The Livable Futures project grew out of three allied projects funded by Ohio State’s Discovery Themes initiative, an effort by the Provost’s office to catalyze collaboration and interdisciplinary research addressing “grand challenges” and seemingly impossible to solve problems. Jenny seeded our efforts with her Human Rights in Transit project, Tommy and Mary headed up Environmental Humanities efforts and Norah created the Collaboration for Humane Technologies with her co-conspirators at ACCAD. We held a series of reading rooms and embodied practice events last year called “The Problem of the Human” that helped us to gather thinkers and makers and doers around decentering the human even as we struggle for survival on the planet. We pick up from there as we launch into the Livable Futures projects and gatherings. Join us!
Norah Zuniga Shaw
Co-Director
With a background in choreography and environmental science, Norah is an interdisciplinary artist working in a blend of mediums and genres from live sound and movement performance, to data visualization, film, interactive media installations, virtual reality, writing, artist walks and participatory theater.
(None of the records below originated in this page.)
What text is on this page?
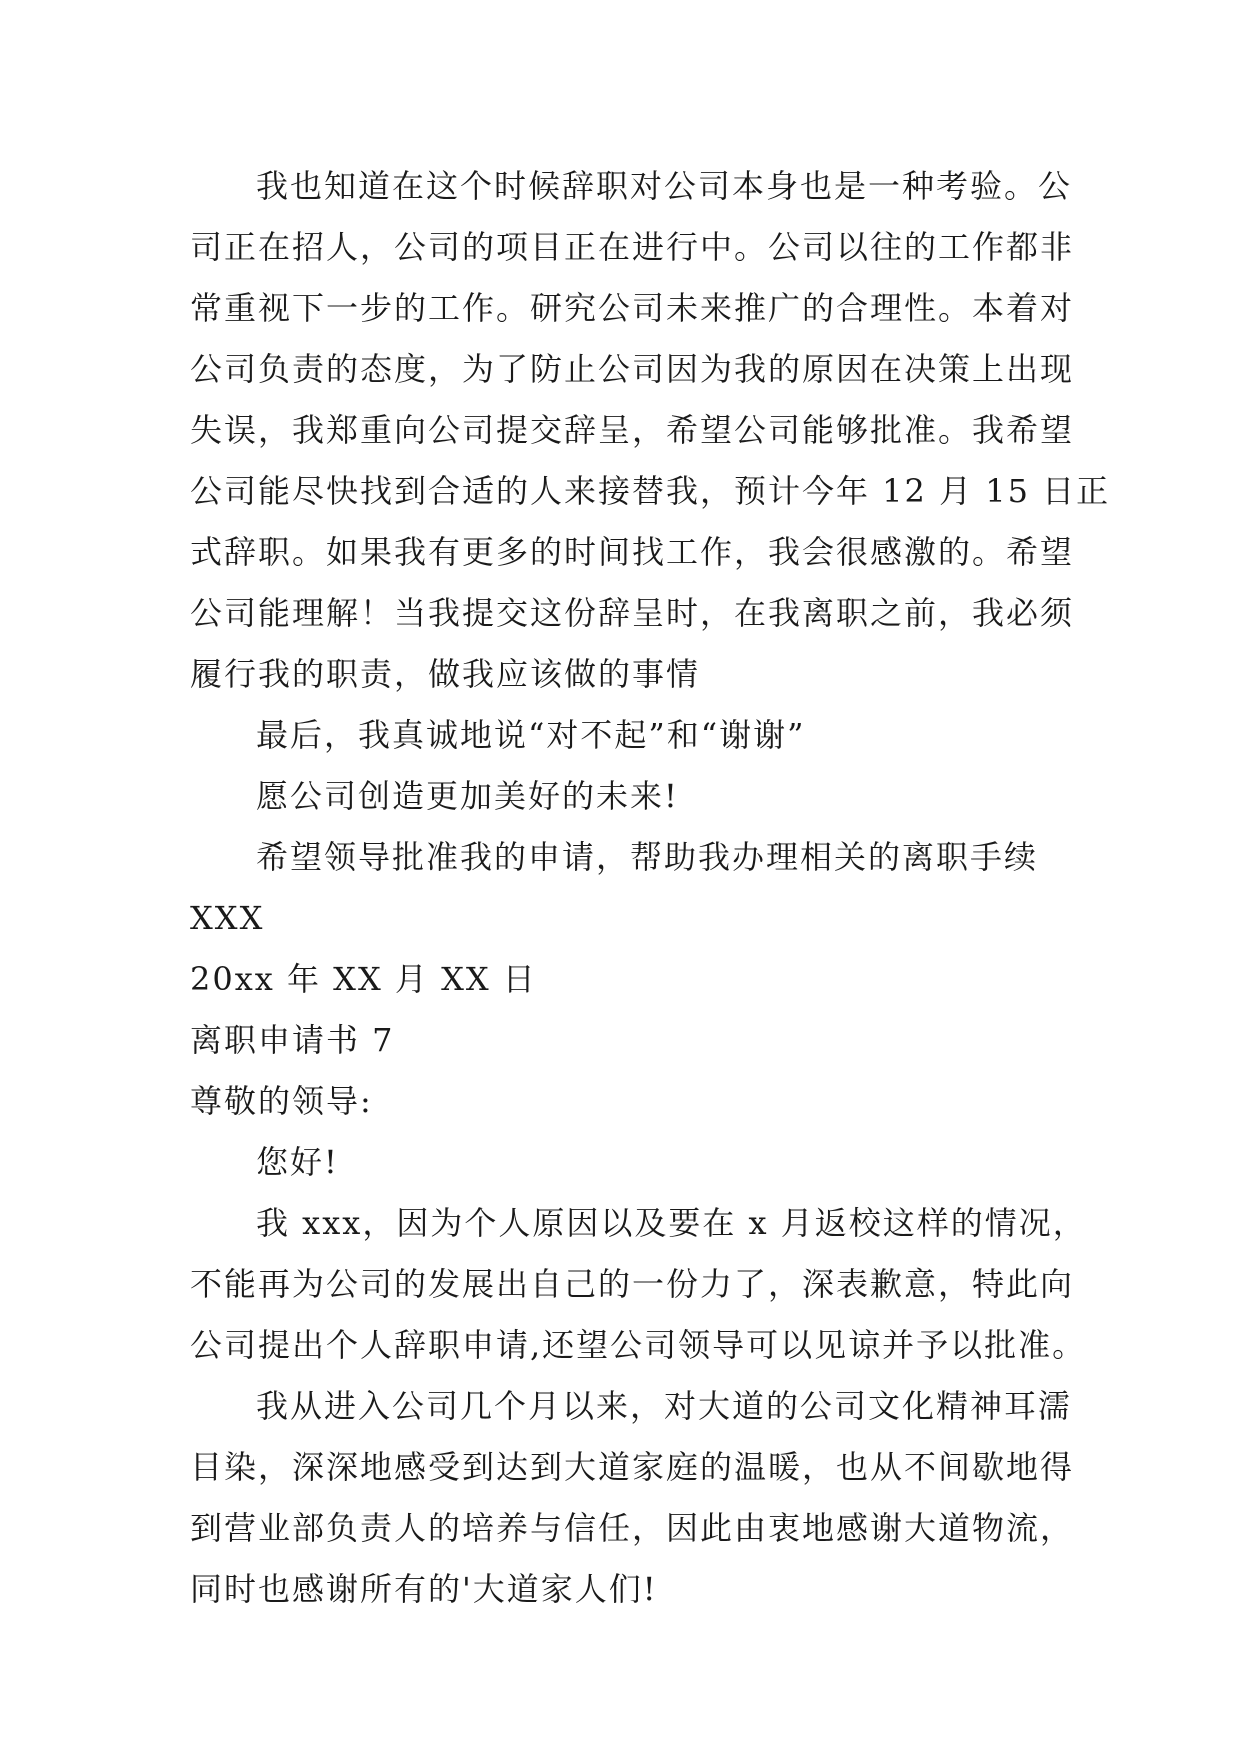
我也知道在这个时候辞职对公司本身也是一种考验。公
司正在招人，公司的项目正在进行中。公司以往的工作都非
常重视下一步的工作。研究公司未来推广的合理性。本着对
公司负责的态度，为了防止公司因为我的原因在决策上出现
失误，我郑重向公司提交辞呈，希望公司能够批准。我希望
公司能尽快找到合适的人来接替我，预计今年 12 月 15 日正
式辞职。如果我有更多的时间找工作，我会很感激的。希望
公司能理解！当我提交这份辞呈时，在我离职之前，我必须
履行我的职责，做我应该做的事情
最后，我真诚地说“对不起”和“谢谢”
愿公司创造更加美好的未来!
希望领导批准我的申请，帮助我办理相关的离职手续
XXX
20xx 年 XX 月 XX 日
离职申请书 7
尊敬的领导:
您好!
我 xxx，因为个人原因以及要在 x 月返校这样的情况，
不能再为公司的发展出自己的一份力了，深表歉意，特此向
公司提出个人辞职申请,还望公司领导可以见谅并予以批准。
我从进入公司几个月以来，对大道的公司文化精神耳濡
目染，深深地感受到达到大道家庭的温暖，也从不间歇地得
到营业部负责人的培养与信任，因此由衷地感谢大道物流，
同时也感谢所有的'大道家人们!
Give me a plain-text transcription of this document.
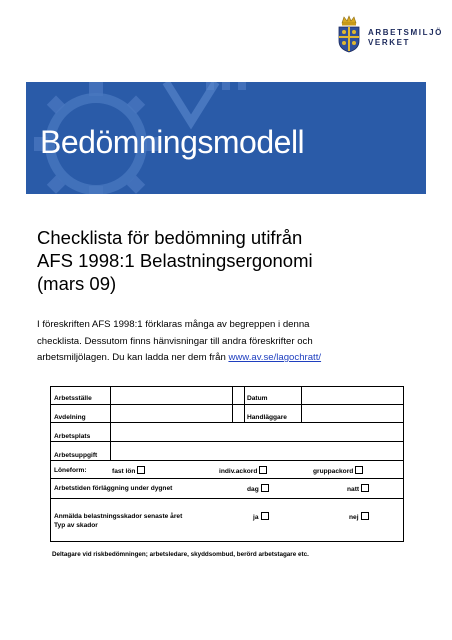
ARBETSMILJÖ
VERKET
Bedömningsmodell
Checklista för bedömning utifrån
AFS 1998:1 Belastningsergonomi
(mars 09)
I föreskriften AFS 1998:1 förklaras många av begreppen i denna
checklista. Dessutom finns hänvisningar till andra föreskrifter och
arbetsmiljölagen. Du kan ladda ner dem från www.av.se/lagochratt/
Arbetsställe	Datum
Avdelning	Handläggare
Arbetsplats
Arbetsuppgift
Löneform:	fast lön	indiv.ackord	gruppackord
Arbetstiden förläggning under dygnet	dag	natt
Anmälda belastningsskador senaste året	ja	nej
Typ av skador
Deltagare vid riskbedömningen; arbetsledare, skyddsombud, berörd arbetstagare etc.
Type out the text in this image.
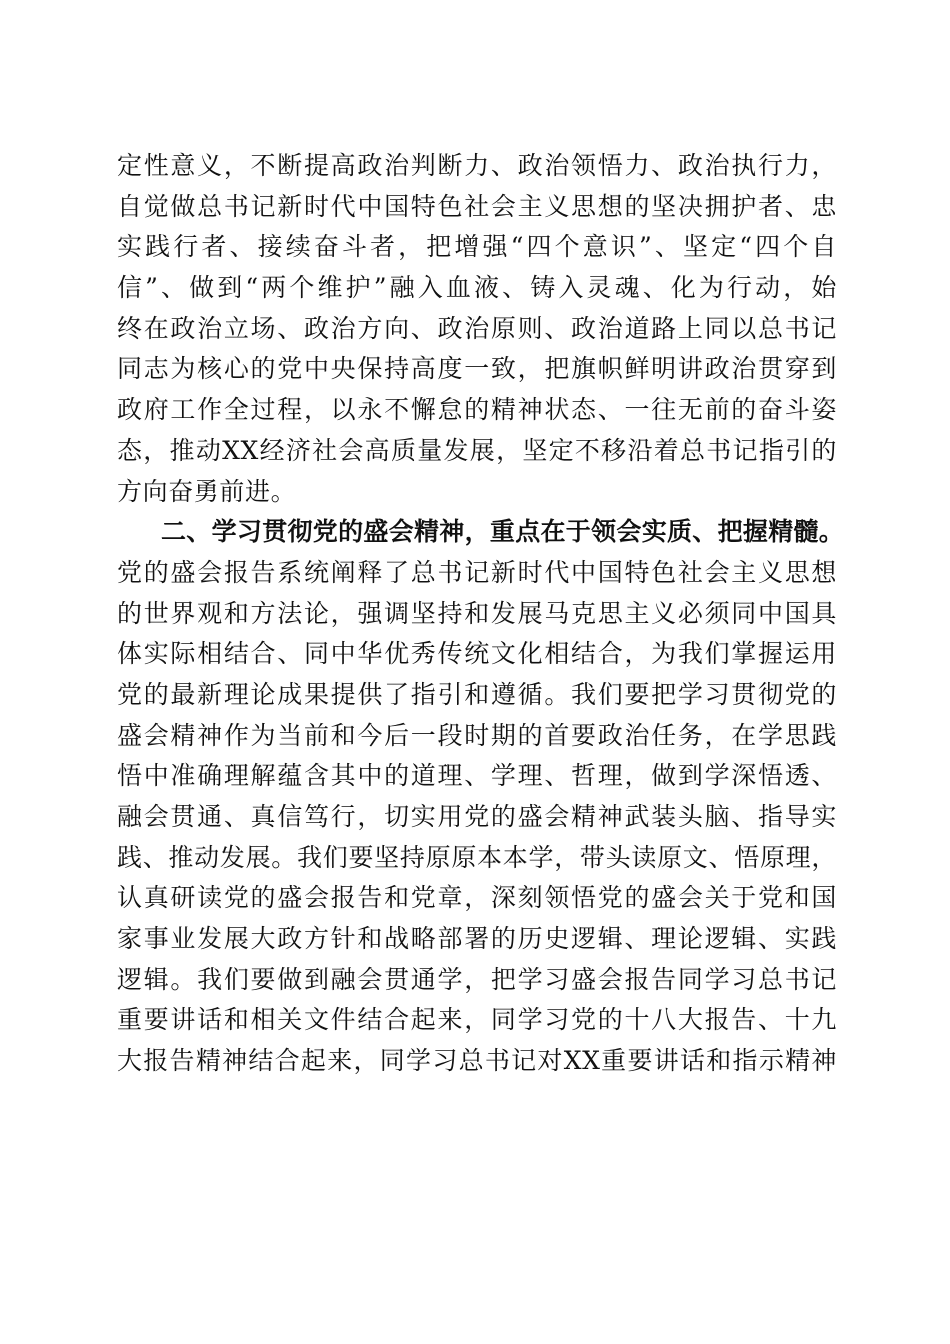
定性意义，不断提高政治判断力、政治领悟力、政治执行力，
自觉做总书记新时代中国特色社会主义思想的坚决拥护者、忠
实践行者、接续奋斗者，把增强“四个意识”、坚定“四个自
信”、做到“两个维护”融入血液、铸入灵魂、化为行动，始
终在政治立场、政治方向、政治原则、政治道路上同以总书记
同志为核心的党中央保持高度一致，把旗帜鲜明讲政治贯穿到
政府工作全过程，以永不懈怠的精神状态、一往无前的奋斗姿
态，推动XX经济社会高质量发展，坚定不移沿着总书记指引的
方向奋勇前进。
二、学习贯彻党的盛会精神，重点在于领会实质、把握精髓。
党的盛会报告系统阐释了总书记新时代中国特色社会主义思想
的世界观和方法论，强调坚持和发展马克思主义必须同中国具
体实际相结合、同中华优秀传统文化相结合，为我们掌握运用
党的最新理论成果提供了指引和遵循。我们要把学习贯彻党的
盛会精神作为当前和今后一段时期的首要政治任务，在学思践
悟中准确理解蕴含其中的道理、学理、哲理，做到学深悟透、
融会贯通、真信笃行，切实用党的盛会精神武装头脑、指导实
践、推动发展。我们要坚持原原本本学，带头读原文、悟原理，
认真研读党的盛会报告和党章，深刻领悟党的盛会关于党和国
家事业发展大政方针和战略部署的历史逻辑、理论逻辑、实践
逻辑。我们要做到融会贯通学，把学习盛会报告同学习总书记
重要讲话和相关文件结合起来，同学习党的十八大报告、十九
大报告精神结合起来，同学习总书记对XX重要讲话和指示精神
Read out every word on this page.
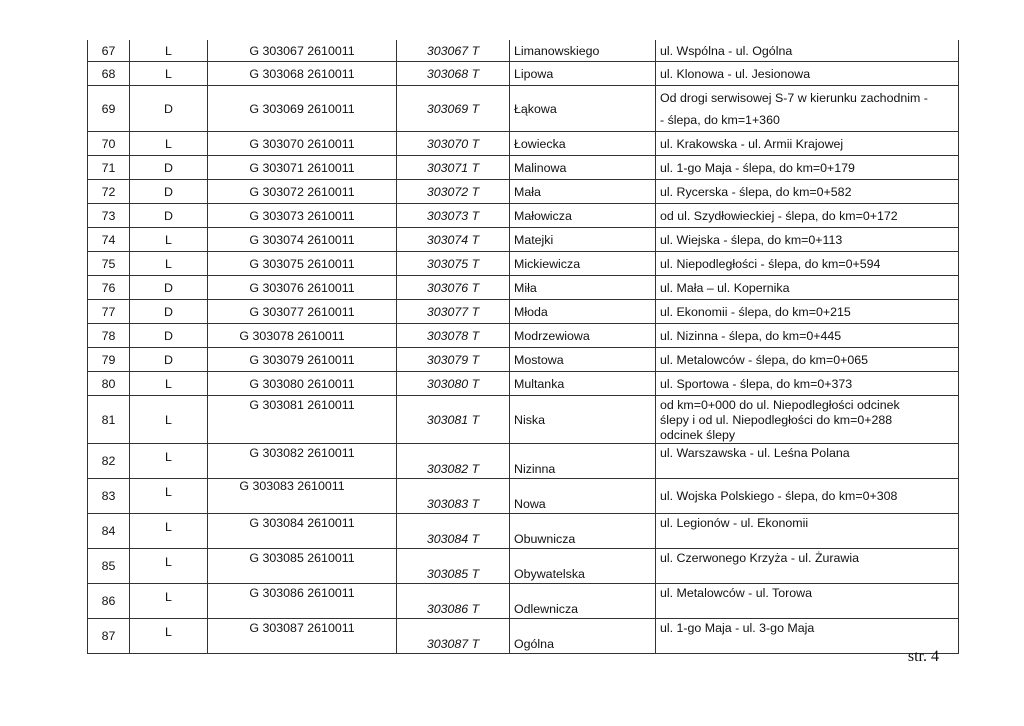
67	L	G 303067 2610011	303067 T	Limanowskiego	ul. Wspólna - ul. Ogólna
68	L	G 303068 2610011	303068 T	Lipowa	ul. Klonowa - ul. Jesionowa
69	D	G 303069 2610011	303069 T	Łąkowa	Od drogi serwisowej S-7 w kierunku zachodnim -
- ślepa, do km=1+360

70	L	G 303070 2610011	303070 T	Łowiecka	ul. Krakowska - ul. Armii Krajowej
71	D	G 303071 2610011	303071 T	Malinowa	ul. 1-go Maja - ślepa, do km=0+179
72	D	G 303072 2610011	303072 T	Mała	ul. Rycerska - ślepa, do km=0+582
73	D	G 303073 2610011	303073 T	Małowicza	od ul. Szydłowieckiej - ślepa, do km=0+172
74	L	G 303074 2610011	303074 T	Matejki	ul. Wiejska - ślepa, do km=0+113
75	L	G 303075 2610011	303075 T	Mickiewicza	ul. Niepodległości - ślepa, do km=0+594
76	D	G 303076 2610011	303076 T	Miła	ul. Mała – ul. Kopernika
77	D	G 303077 2610011	303077 T	Młoda	ul. Ekonomii - ślepa, do km=0+215
78	D	G 303078 2610011	303078 T	Modrzewiowa	ul. Nizinna - ślepa, do km=0+445
79	D	G 303079 2610011	303079 T	Mostowa	ul. Metalowców - ślepa, do km=0+065
80	L	G 303080 2610011	303080 T	Multanka	ul. Sportowa - ślepa, do km=0+373
81	L	G 303081 2610011	303081 T	Niska	od km=0+000 do ul. Niepodległości odcinek
ślepy i od ul. Niepodległości do km=0+288
odcinek ślepy

82	L	G 303082 2610011	303082 T	Nizinna	ul. Warszawska - ul. Leśna Polana
83	L	G 303083 2610011	303083 T	Nowa	ul. Wojska Polskiego - ślepa, do km=0+308
84	L	G 303084 2610011	303084 T	Obuwnicza	ul. Legionów - ul. Ekonomii
85	L	G 303085 2610011	303085 T	Obywatelska	ul. Czerwonego Krzyża - ul. Żurawia
86	L	G 303086 2610011	303086 T	Odlewnicza	ul. Metalowców - ul. Torowa
87	L	G 303087 2610011	303087 T	Ogólna	ul. 1-go Maja - ul. 3-go Maja
str. 4
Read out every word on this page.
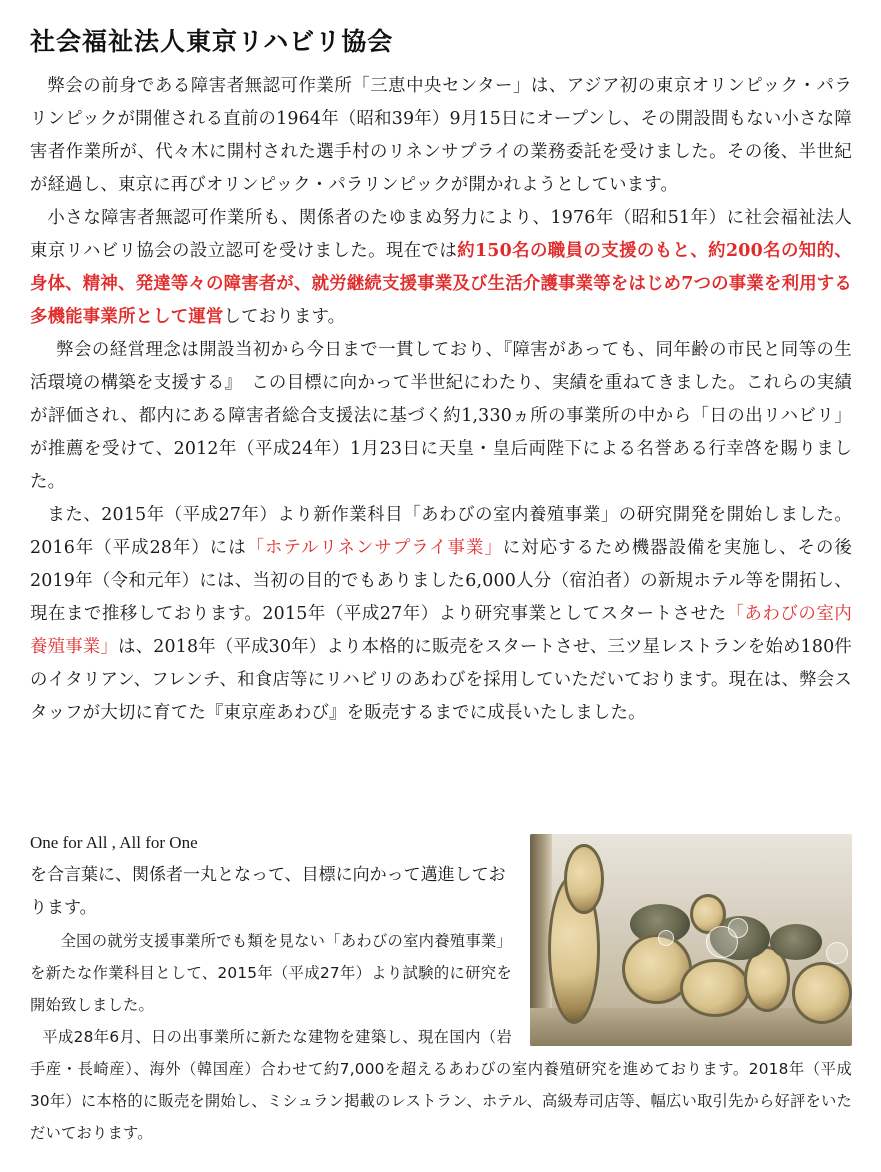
社会福祉法人東京リハビリ協会

弊会の前身である障害者無認可作業所「三恵中央センター」は、アジア初の東京オリンピック・パラリンピックが開催される直前の1964年（昭和39年）9月15日にオープンし、その開設間もない小さな障害者作業所が、代々木に開村された選手村のリネンサプライの業務委託を受けました。その後、半世紀が経過し、東京に再びオリンピック・パラリンピックが開かれようとしています。

小さな障害者無認可作業所も、関係者のたゆまぬ努力により、1976年（昭和51年）に社会福祉法人東京リハビリ協会の設立認可を受けました。現在では約150名の職員の支援のもと、約200名の知的、身体、精神、発達等々の障害者が、就労継続支援事業及び生活介護事業等をはじめ7つの事業を利用する多機能事業所として運営しております。

弊会の経営理念は開設当初から今日まで一貫しており、『障害があっても、同年齢の市民と同等の生活環境の構築を支援する』　この目標に向かって半世紀にわたり、実績を重ねてきました。これらの実績が評価され、都内にある障害者総合支援法に基づく約1,330ヵ所の事業所の中から「日の出リハビリ」が推薦を受けて、2012年（平成24年）1月23日に天皇・皇后両陛下による名誉ある行幸啓を賜りました。

また、2015年（平成27年）より新作業科目「あわびの室内養殖事業」の研究開発を開始しました。2016年（平成28年）には「ホテルリネンサプライ事業」に対応するため機器設備を実施し、その後2019年（令和元年）には、当初の目的でもありました6,000人分（宿泊者）の新規ホテル等を開拓し、現在まで推移しております。2015年（平成27年）より研究事業としてスタートさせた「あわびの室内養殖事業」は、2018年（平成30年）より本格的に販売をスタートさせ、三ツ星レストランを始め180件のイタリアン、フレンチ、和食店等にリハビリのあわびを採用していただいております。現在は、弊会スタッフが大切に育てた『東京産あわび』を販売するまでに成長いたしました。

One for All , All for One

を合言葉に、関係者一丸となって、目標に向かって邁進しております。

全国の就労支援事業所でも類を見ない「あわびの室内養殖事業」を新たな作業科目として、2015年（平成27年）より試験的に研究を開始致しました。

平成28年6月、日の出事業所に新たな建物を建築し、現在国内（岩手産・長崎産）、海外（韓国産）合わせて約7,000を超えるあわびの室内養殖研究を進めております。2018年（平成30年）に本格的に販売を開始し、ミシュラン掲載のレストラン、ホテル、高級寿司店等、幅広い取引先から好評をいただいております。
At heart, she is deeply interdisciplinary and finds that her best work involves collaboration and the successful leadership of creative teams.
Thomas S. Davis
Co-Director
Thomas began his academic career as a scholar of midcentury modernism, and was initially fascinated by the dialectical relay between the aesthetics of everyday life in late modernism and the large-scale shifts happening in the world system between the 1930s-1970s. That research resulted in his first book, The Extinct Scene: Late Modernism and Everyday Life (Columbia UP, 2016) and a batch of essays in Twentieth Century Literature, Textual Practice, Literature Compass, and several edited volumes. He became increasingly interested in the aesthetics and politics of energy as he finished that book. Those interests have pushed his current research fully into the emerging fields of Environmental and Energy Humanities.
Mary Thomas
Co-Director
Mary’s scholarship examines the attachments people have to social, racial, sexual, and gender divisions. She has examined these processes of attachment in a range of contexts, including among teenage girls after a racially-motivated large scale fight at their high school, among oil field workers and town planners in western North Dakota, and in juvenile detention facilities and adult men’s prisons in Ohio. Her academic training as a feminist and a geographer grounds an understanding of marginalization as experienced and perpetuated through nuanced relations in specific places and spaces.
Jennifer Suchland
Co-Director
Jennifer’s research and ethical commitments are to a critical study of law and rights categories as they are culturally and transnationally entangled. This research is focused on the evolution of global women’s rights discourses, in particular the formation of the composite category called “violence against women.” She has traced shifts in development discourses as the countries undergoing capitalist transition were incorporated into and helped reshape global precarity. Her research traversed the archives of the United Nations, U.S. congressional hearings, and years of fieldwork in Russia and Europe.